BTA typically comprises of numerous items of transfer, which may include all kinds of tangible, intangible, contracts, movable property and immovable property. While a slump sale transaction is the preferred mode of business acquisition from an income-tax perspective, given the complexities involved in the determination of stamp duty on the instrument of transfer, it is recommended that the parties should approach the relevant stamp authority for adjudication of stamp duty [See End Note 9] and seek the opinion of the District Officer with respect to the determination of the duty chargeable on the instrument, if there is any ambiguity in the concerned Stamp Act. It is always necessary and beneficial for the parties to treat stamp duty aspects very carefully to avoid any penalties, which can be as high as ten times the actual stamp duty payable. 
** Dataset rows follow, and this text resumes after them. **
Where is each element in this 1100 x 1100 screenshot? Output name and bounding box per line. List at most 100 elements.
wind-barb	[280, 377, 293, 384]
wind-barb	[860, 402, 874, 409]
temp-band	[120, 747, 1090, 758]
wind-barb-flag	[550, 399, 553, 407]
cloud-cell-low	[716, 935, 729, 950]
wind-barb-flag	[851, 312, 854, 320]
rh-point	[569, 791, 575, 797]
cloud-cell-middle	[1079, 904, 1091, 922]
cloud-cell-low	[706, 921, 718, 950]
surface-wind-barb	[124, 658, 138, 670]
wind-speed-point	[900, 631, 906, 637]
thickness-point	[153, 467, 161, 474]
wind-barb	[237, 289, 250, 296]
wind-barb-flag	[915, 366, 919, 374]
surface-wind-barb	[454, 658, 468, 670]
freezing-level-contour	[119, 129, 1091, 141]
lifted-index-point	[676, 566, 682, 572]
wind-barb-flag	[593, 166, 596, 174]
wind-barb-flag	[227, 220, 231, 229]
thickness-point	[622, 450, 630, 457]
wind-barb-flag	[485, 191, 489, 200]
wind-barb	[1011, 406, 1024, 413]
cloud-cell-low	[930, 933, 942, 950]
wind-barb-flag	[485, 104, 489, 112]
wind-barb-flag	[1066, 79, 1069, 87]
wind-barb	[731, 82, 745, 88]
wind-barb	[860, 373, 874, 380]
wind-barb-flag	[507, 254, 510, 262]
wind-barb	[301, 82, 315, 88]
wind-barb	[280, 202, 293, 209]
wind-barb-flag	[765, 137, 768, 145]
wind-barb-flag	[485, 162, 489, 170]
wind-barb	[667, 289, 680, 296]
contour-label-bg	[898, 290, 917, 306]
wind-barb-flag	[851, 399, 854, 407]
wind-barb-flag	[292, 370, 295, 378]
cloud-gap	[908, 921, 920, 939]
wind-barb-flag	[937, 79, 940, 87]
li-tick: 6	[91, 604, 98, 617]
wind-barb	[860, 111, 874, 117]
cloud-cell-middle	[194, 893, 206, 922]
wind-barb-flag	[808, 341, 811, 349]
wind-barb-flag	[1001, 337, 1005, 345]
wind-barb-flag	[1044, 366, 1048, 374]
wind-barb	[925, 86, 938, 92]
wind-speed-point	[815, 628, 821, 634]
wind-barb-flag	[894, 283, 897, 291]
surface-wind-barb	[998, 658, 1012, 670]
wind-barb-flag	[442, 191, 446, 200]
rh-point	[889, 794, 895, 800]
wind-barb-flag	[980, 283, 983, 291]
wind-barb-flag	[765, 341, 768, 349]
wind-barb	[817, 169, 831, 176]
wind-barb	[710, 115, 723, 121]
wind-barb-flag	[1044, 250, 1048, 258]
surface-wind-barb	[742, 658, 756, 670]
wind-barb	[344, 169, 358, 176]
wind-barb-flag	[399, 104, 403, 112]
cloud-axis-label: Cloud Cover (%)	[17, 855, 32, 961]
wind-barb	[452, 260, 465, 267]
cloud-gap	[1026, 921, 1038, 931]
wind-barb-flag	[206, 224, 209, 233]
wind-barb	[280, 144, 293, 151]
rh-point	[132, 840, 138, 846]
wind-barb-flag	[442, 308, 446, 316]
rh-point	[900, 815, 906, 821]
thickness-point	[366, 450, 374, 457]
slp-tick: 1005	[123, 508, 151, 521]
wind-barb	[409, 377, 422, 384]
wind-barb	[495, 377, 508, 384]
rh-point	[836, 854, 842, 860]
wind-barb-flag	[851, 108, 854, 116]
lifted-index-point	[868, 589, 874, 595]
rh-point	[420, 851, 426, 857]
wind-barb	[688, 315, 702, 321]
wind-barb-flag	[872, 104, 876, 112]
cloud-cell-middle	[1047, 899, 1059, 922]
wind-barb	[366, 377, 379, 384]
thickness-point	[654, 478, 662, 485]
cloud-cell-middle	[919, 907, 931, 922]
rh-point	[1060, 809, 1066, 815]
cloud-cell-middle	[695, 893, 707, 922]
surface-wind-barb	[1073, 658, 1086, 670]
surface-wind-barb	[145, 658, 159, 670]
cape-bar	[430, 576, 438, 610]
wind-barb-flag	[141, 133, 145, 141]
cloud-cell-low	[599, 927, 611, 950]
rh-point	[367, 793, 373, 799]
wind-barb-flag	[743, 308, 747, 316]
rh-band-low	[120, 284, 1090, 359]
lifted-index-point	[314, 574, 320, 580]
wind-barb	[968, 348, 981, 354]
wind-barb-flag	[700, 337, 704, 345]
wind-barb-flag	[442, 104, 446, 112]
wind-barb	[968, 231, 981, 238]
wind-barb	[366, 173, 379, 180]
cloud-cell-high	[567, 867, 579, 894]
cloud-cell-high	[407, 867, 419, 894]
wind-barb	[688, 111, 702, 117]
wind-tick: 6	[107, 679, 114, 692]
[The authors are Associate and Joint Partner, respectively in Corporate Practice, Lakshmikumaran & Sridharan, Bengaluru]

 

End Notes:

  1. Section 2(42C) of the Income Tax Act, 1961
  2. Explanation 1 to Section19AA defines “undertaking” to include any part of an undertaking, or a unit or division of an undertaking or a business activity taken as a whole, but does not include individual assets or liabilities or any combination thereof not constituting a business activity.
  3. Swadeshi Cotton mills Co, in Re AIR 1932 All 29.
  4. Section 2(14) of the IS Act defines “Instrument” to include every document by which any right or liability is, or purports to be, created, transferred, limited, extended, extinguished or recorded.
  5. In terms of the IS Act, the term “conveyance” has been defined in an exhaustive manner to include any instrument or conveyance on sale, by virtue of which any property (moveable or immovable) is transferred inter vivos and which is not specifically provided in the schedule to the IS Act.
  6. "Immovable property" includes land, benefits to arise out of land, and things attached to the earth, or permanently fastened to anything attached to the earth and “movable property” includes any property except immovable property.
  7. Duncans Industries Ltd v. State of UP, AIR 2000 SC 355.
  8. In Re, Swadeshi Cotton Mills Co 1932, ALJ 394: AIR 1932 ALL 291 (SB) and others.
  9. Section 31 of the IS Act, BS Act and the KS Act.